Weak vs Strong Optimization

Weak

Use the best model for every request.
Send all conversation history.
Return a very detailed answer.
Let the agent keep working until done.

This is expensive, slow, and can produce runaway agent loops.

Strong

Route simple requests to a small model.
Send only relevant history and retrieved chunks.
Limit final answers to the user's requested format.
Stop after 3 model calls unless approval is given.

This keeps quality focused while controlling cost and response time.

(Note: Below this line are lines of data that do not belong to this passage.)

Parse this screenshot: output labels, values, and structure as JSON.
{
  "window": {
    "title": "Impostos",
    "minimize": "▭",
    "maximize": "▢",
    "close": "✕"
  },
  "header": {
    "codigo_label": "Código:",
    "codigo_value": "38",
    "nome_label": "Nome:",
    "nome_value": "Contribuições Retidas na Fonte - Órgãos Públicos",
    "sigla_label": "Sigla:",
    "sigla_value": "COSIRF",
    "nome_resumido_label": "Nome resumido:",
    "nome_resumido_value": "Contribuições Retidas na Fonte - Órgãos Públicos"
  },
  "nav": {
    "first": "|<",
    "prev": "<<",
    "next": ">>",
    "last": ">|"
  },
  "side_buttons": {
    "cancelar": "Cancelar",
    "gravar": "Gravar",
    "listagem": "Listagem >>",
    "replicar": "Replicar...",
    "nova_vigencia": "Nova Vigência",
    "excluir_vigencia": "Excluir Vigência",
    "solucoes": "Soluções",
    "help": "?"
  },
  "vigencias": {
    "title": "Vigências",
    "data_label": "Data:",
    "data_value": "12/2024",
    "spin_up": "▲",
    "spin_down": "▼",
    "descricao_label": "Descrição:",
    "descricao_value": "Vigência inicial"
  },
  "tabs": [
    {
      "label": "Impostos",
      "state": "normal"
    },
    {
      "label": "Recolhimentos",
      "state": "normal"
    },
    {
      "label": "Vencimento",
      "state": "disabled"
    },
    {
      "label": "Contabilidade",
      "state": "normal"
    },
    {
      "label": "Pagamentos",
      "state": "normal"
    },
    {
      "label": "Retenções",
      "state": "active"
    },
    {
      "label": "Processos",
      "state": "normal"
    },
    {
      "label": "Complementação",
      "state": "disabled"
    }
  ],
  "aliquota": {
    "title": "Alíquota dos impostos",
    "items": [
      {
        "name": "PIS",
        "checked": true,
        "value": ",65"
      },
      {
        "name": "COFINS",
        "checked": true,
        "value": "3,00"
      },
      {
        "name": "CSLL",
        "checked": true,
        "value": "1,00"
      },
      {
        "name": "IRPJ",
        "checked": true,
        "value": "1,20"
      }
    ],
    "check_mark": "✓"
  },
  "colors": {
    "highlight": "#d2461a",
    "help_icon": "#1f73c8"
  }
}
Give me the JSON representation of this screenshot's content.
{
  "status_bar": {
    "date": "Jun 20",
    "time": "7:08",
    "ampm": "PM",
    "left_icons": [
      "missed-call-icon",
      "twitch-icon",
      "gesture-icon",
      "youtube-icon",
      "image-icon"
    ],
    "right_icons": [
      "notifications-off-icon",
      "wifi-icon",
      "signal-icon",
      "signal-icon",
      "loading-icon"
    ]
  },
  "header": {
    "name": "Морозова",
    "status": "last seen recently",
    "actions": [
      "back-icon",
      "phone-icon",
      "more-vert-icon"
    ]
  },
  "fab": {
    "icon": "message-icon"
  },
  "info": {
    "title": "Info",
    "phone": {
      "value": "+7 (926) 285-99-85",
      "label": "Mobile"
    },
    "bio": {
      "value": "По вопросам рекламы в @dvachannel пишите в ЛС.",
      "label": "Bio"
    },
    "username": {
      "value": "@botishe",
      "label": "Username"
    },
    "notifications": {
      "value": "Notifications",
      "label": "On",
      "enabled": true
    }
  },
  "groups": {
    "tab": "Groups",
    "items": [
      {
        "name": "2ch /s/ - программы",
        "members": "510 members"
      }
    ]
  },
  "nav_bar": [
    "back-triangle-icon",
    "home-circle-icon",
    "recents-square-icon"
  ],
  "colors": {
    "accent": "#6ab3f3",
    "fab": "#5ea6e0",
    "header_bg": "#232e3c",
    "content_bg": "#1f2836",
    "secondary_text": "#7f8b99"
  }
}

Optimization Pattern For Agents

flowchart TD
    A[Incoming task] --> B{Simple or complex?}
    B -->|Simple| C[Small/fast model]
    B -->|Complex| D[Stronger model]
    D --> E[Retrieve only relevant context]
    E --> F[Run tools with limits]
    F --> G{Need more steps?}
    G -->|No| H[Generate concise answer]
    G -->|Yes, within budget| F
    G -->|Budget reached| I[Return partial result or ask user]

Practical Techniques

Technique	How To Apply
Set output limits	Ask for concise answers and use `max_tokens` where appropriate
Reduce low-value context	Summarize old history and remove irrelevant RAG chunks
Put static prompt parts first	Helps prompt caching when provider supports it
Use model routing	Small model for easy tasks, stronger model for hard tasks
Use streaming	Show first tokens quickly
Parallelize independent tools	Search multiple sources at the same time
Avoid unnecessary tools	Do not search the web for stable facts already in context
Add stop criteria	Cap loops, retries, and tool calls
Track per-feature cost	Attribute spend to product features
Evaluate quality after trimming	Do not optimize blindly

Beginner Checklist

Cost checks

Count input tokens
Count output tokens
Track model calls per task
Limit retrieved context
Use caching where appropriate
Set daily spend alerts

Latency checks

Measure time to first token
Measure time to final token
Stream long answers
Cap output length
Parallelize safe tools
Track p95 latency

Summary

Pricing and latency are core design constraints for AI agents.

Simple rules:

Cost grows with:
  input tokens
  output tokens
  model calls
  tool calls
  special features

Latency grows with:
  model size
  output length
  long context
  sequential tools
  retries
  queues

Best beginner habit:

Estimate before building.
Measure after shipping.
Optimize only with real token and latency data.

Practice

Estimate cost and latency for this agent:

Agent:
  Documentation Q&A assistant

Workflow:
  1. User asks a question.
  2. Agent retrieves 4 documentation chunks.
  3. Agent calls an LLM to answer.
  4. Agent cites sources.

Fill this table:

Item	Estimate
System prompt tokens
User question tokens
Retrieved context tokens
Conversation history tokens
Output answer tokens
Model calls per task
Tool calls per task
Expected p50 latency
Expected p95 latency

Then answer:

Which part uses the most tokens?
Which part adds the most latency?
What can be cached?
What can be shortened?
What should be logged in production?

Mini Project

Build a small cost and latency estimator.

It should accept:

model name,
input token count,
output token count,
current input price,
current output price,
model calls per task,
expected tasks per day,
average model latency,
average tool latency,
tool calls per task.

It should return:

estimated cost per task,
estimated daily cost,
estimated monthly cost,
estimated latency per task,
warning if token or cost budget is exceeded,
suggestion for the biggest optimization opportunity.

Suggested formula:

def estimate_model_cost(
    input_tokens,
    output_tokens,
    input_price_per_1m,
    output_price_per_1m,
    calls_per_task,
):
    cost_per_call = (
        input_tokens / 1_000_000 * input_price_per_1m
        + output_tokens / 1_000_000 * output_price_per_1m
    )
    return cost_per_call * calls_per_task

Exit Criteria

You are ready to move on when you can:

explain input-token and output-token pricing,
estimate model cost with a formula,
explain why agents multiply model costs,
identify latency components in an LLM app,
distinguish time to first token and time to final token,
explain why output length affects latency,
design token, tool-call, runtime, and spend budgets,
choose basic optimization techniques for cost and latency,
log the right fields to debug production cost spikes and slow responses.